His political career ended abruptly when, during his 1997 campaign for the 1998 Republican gubernatorial nomination, he was compelled to admit he had a decade-long extramarital affair with his secretary, a former Playboy Club waitress. Anne Davis stated the romance had been active as recently as six weeks prior to Bowers' June 5 announcement [1]

His admission was particularly devastating to his political future because he had made his reputation in part by falsely portraying himself as a vigorous defender of Georgia's moral standards, prosecuting a gay who had been arrested for actions in his own home in a case which went to the United States Supreme Court, Bowers v. Hardwick (1986)[2]. The Georgia law under which Bowers had prosecuted Hardwick was overturned in a subsequent case by the Georgia Supreme Court in 1998.[3] The U.S. Supreme Court later essentially overturned its Bowers ruling in a 2003 decision, Lawrence v. Texas.

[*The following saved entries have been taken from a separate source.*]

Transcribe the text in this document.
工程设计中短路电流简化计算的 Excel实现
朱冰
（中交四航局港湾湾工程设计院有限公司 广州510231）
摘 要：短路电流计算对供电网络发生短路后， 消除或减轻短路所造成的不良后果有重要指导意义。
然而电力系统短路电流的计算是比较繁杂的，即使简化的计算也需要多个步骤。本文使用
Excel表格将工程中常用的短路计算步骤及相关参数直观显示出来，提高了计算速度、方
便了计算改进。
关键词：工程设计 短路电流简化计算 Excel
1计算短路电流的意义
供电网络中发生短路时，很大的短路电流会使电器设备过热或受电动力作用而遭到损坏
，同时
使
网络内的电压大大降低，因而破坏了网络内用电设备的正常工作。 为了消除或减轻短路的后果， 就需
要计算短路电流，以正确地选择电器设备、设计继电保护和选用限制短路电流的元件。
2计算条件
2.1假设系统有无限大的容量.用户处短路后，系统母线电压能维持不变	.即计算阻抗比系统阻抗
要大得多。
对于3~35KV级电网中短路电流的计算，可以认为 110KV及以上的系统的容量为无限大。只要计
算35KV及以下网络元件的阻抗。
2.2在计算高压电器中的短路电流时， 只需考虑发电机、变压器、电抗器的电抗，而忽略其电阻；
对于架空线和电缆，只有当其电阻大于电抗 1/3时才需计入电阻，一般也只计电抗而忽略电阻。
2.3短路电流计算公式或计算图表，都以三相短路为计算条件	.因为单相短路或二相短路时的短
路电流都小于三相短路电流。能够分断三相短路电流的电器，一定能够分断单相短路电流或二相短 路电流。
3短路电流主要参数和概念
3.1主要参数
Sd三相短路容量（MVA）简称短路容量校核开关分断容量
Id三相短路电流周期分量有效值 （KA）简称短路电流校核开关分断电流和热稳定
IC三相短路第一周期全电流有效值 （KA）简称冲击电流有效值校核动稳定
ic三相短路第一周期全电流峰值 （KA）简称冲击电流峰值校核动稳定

However, during Bowers' political career, the Georgia law remained on the books and legally enforceable. Bowers thus followed up the Michael Hardwick prosecution in 1991 by rescinding a hiring offer to a lesbian, Robin Shahar, for an Assistant Attorney General position, on the grounds that her sexual conduct was illegal and would interfere with her ability to enforce the state's laws.[4] Bowers had been made aware of her orientation when she planned to have a religious commitment ceremony, akin to a wedding, with her partner. Though the ceremony could have no civil impact — she and her partner could not be married under the law — her plan served as proof positive of her sexual orientation, and presumptive proof of illegal sexual acts.

At the time of the Hardwick prosecution and the Shahar firing, adultery was also illegal in Georgia. Bowers' 1997 admission of the long-standing, on-going affair with Davis during his prosecution of Hardwick and his persecution of Shahar was perceived by the press and the electorate as fatal hypocrisy. In a 1999 ABC News broadcast, Shahar later summed up public sentiment, even among those Georgians who did not necessarily support equal rights for gay people, when she said, "Mr. Bowers penalized me for being honest while he rewarded himself for lying."[5]